A realizadora Aya Koretzky estreia “Time takes a cigarette” no encerramento do festival Porto/Post/Doc, no sábado, um retrato da cena punk dos anos 1970 e 1980 no Porto trazido aos dias de hoje.
Exibido pelas 21:15 de sábado no Batalha - Centro de Cinema, “Time takes a cigarette”, com cerca de meia hora de duração, partilha a sessão de encerramento com “Antoine et Colette”, obra de 1962 de François Truffaut, e “Agnès Varda - Pier Paolo Pasolini - New York - 1967”, obra recuperada em 2022 em que a cineasta acompanha o italiano pelas ruas nova-iorquinas com uma câmara de 16mm.

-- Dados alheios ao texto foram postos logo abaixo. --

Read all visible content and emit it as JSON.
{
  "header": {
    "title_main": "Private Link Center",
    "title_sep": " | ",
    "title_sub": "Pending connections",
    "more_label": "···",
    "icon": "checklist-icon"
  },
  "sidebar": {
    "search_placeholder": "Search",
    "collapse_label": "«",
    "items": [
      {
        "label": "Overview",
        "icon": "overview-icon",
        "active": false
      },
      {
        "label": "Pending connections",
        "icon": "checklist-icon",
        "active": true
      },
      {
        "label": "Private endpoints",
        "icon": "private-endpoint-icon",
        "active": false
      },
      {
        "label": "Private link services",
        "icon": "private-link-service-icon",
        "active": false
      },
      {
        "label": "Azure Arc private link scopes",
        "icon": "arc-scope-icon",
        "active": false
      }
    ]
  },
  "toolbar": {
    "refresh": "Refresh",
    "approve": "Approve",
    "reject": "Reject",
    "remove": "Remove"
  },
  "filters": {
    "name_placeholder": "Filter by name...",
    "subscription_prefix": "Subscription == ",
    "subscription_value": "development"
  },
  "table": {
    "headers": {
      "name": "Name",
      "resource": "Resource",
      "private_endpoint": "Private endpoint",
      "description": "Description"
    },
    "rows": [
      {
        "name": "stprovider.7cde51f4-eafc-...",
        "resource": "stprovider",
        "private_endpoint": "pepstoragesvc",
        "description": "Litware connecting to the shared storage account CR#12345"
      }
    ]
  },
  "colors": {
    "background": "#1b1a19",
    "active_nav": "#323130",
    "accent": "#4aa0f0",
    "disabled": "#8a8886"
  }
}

A nova curta-metragem, apresentada em estreia mundial no Porto/Post/Doc, surge justamente de um projeto do festival, o “Working Class Heroes”, organizado em parceria com a Filmaporto e visando apoiar a produção de cinema no Porto.
‘Roubando’ um verso de “Rock n Roll Suicide”, de David Bowie, para título do filme, Koretzky filmou jovens atores e não-atores de hoje com base em cinco fotografias de quem esteve no coração do movimento punk e punk rock no Porto entre o final dos anos 1970 e o início dos anos 1980.

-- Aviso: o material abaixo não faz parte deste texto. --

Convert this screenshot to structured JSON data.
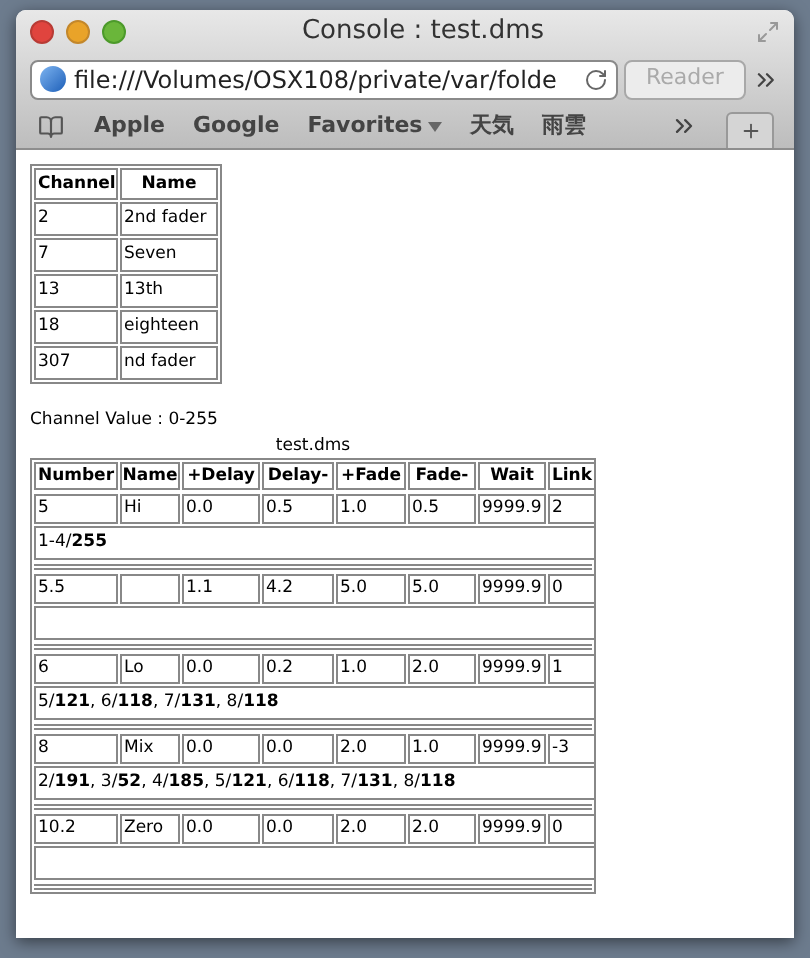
{
  "window": {
    "title": "Console : test.dms"
  },
  "address_bar": {
    "url": "file:///Volumes/OSX108/private/var/folde",
    "reader": "Reader"
  },
  "bookmarks": [
    "Apple",
    "Google",
    "Favorites",
    "天気",
    "雨雲"
  ],
  "channel_table": {
    "columns": [
      "Channel",
      "Name"
    ],
    "rows": [
      {
        "channel": "2",
        "name": "2nd fader"
      },
      {
        "channel": "7",
        "name": "Seven"
      },
      {
        "channel": "13",
        "name": "13th"
      },
      {
        "channel": "18",
        "name": "eighteen"
      },
      {
        "channel": "307",
        "name": "nd fader"
      }
    ]
  },
  "channel_value": "Channel Value : 0-255",
  "cue_table": {
    "caption": "test.dms",
    "columns": [
      "Number",
      "Name",
      "+Delay",
      "Delay-",
      "+Fade",
      "Fade-",
      "Wait",
      "Link"
    ],
    "rows": [
      {
        "cells": [
          "5",
          "Hi",
          "0.0",
          "0.5",
          "1.0",
          "0.5",
          "9999.9",
          "2"
        ],
        "detail": "1-4/**255**"
      },
      {
        "cells": [
          "5.5",
          "",
          "1.1",
          "4.2",
          "5.0",
          "5.0",
          "9999.9",
          "0"
        ]
      },
      {
        "cells": [
          "6",
          "Lo",
          "0.0",
          "0.2",
          "1.0",
          "2.0",
          "9999.9",
          "1"
        ],
        "detail": "5/**121**, 6/**118**, 7/**131**, 8/**118**"
      },
      {
        "cells": [
          "8",
          "Mix",
          "0.0",
          "0.0",
          "2.0",
          "1.0",
          "9999.9",
          "-3"
        ],
        "detail": "2/**191**, 3/**52**, 4/**185**, 5/**121**, 6/**118**, 7/**131**, 8/**118**"
      },
      {
        "cells": [
          "10.2",
          "Zero",
          "0.0",
          "0.0",
          "2.0",
          "2.0",
          "9999.9",
          "0"
        ]
      }
    ]
  }
}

O final do Estado Novo, com o 25 de Abril de 1974, e a dinamização trazida por discotecas como o Griffon’s ou o La La La, levaram ao surgimento de bandas como Cães Vadios, Guru Paraplégico ou Iconoclastas, entre outras.
“Queria centrar-me na memória dessas pessoas, porque até agora tenho trabalhado muito a memória, mas nas histórias pessoais, da minha família. Este tema do punk rock, no Porto, interessou-me bastante. Cresci num universo semelhante, embora noutra época e em Coimbra. Para mim, era-me familiar”, contou a realizadora, em entrevista à Lusa.
Contando com cinco pessoas - Pedro Sousa Pereira (Pedro Kron), Fernanda Gonçalves, Bernardo Queiroz, Guilherme Lucas e Carlos Moura -, as suas memórias e narrativas desse tempo, Koretzky voltou a outra forma habitual de trabalhar, sobre fotografias, para escolher cinco registos.
Essas fotografias foram recriadas por jovens do presente, “com mais ou menos a mesma idade”, e os ‘tableau vivants’ criados dialogam com as vivências relatadas, “com cada um a falar de coisas diferentes, mas sempre num contexto de memória pessoal e coletiva”.
“Queria fazer um filme experimental, de arte, que misturasse documentário e ficção. [...] Foi mais uma abordagem diferente. Não é a minha família, não é sobre mim, e tinha de articular com a narrativa de outras pessoas. Foi fantástico”, conta.
Segundo Koretzky, a imagem sobreposta com o ‘voz off’ de cada um dos cinco ‘protagonistas’ permite “dar um panorama de uma geração, daquela época e daquela cultura”.
Depois de várias obras mais próximas da família, o olhar externo permite também dialogar com os outros dois filmes da sessão, juntando-a a Agnès Varda e Truffaut, realizadores que admira e que permitirão aos espectadores “cruzar informações e universos de filmes”.
“O que o liga muito aos meus trabalhos anteriores é a questão da memória contada na primeira pessoa. O exercício estético-formal que é trabalhar a fotografia como imagem de arquivo, mas neste caso não estou a filmá-la, mas a reproduzi-la com atores. [...] Foi interessante constatar que o punk rock no Porto é um tema que tem pano para mangas e que merece ser aprofundado”, afirma.
Quanto a “Time takes a cigarette”, terá mais vida também enquanto exposição, apontada para a segunda metade de 2024 no Espaço Mira, em Campanhã, que permitirá dividir as histórias em cinco ecrãs, cada um dedicado a uma narrativa.
Nascida em Tóquio em 1983, Aya Koretzky licenciou-se em Pintura, em 2006, e estudou cinema em Lisboa e Paris, surgindo em 2011 com “Yama no Anata (Para além das montanhas)”, que mostra as impressões da realizadora japonesa, a viver em Portugal desde criança.
“Yama no Anata (Para além das montanhas)” recebeu os Prémios Doclisboa de 2011 e Restart, além de outras distinções no Festival de Cinema Luso-Brasileiro, enquanto “A Volta ao Mundo Quando Tinhas 30 anos” foi distinguido no próprio Porto/Post/Doc, em 2018, com o prémio Teenage.
Esse documentário recebeu ainda o prémio “Bright Future”, destinado a primeiras obras de longa-metragem, no Festival Internacional de Cinema de Roterdão de 2019.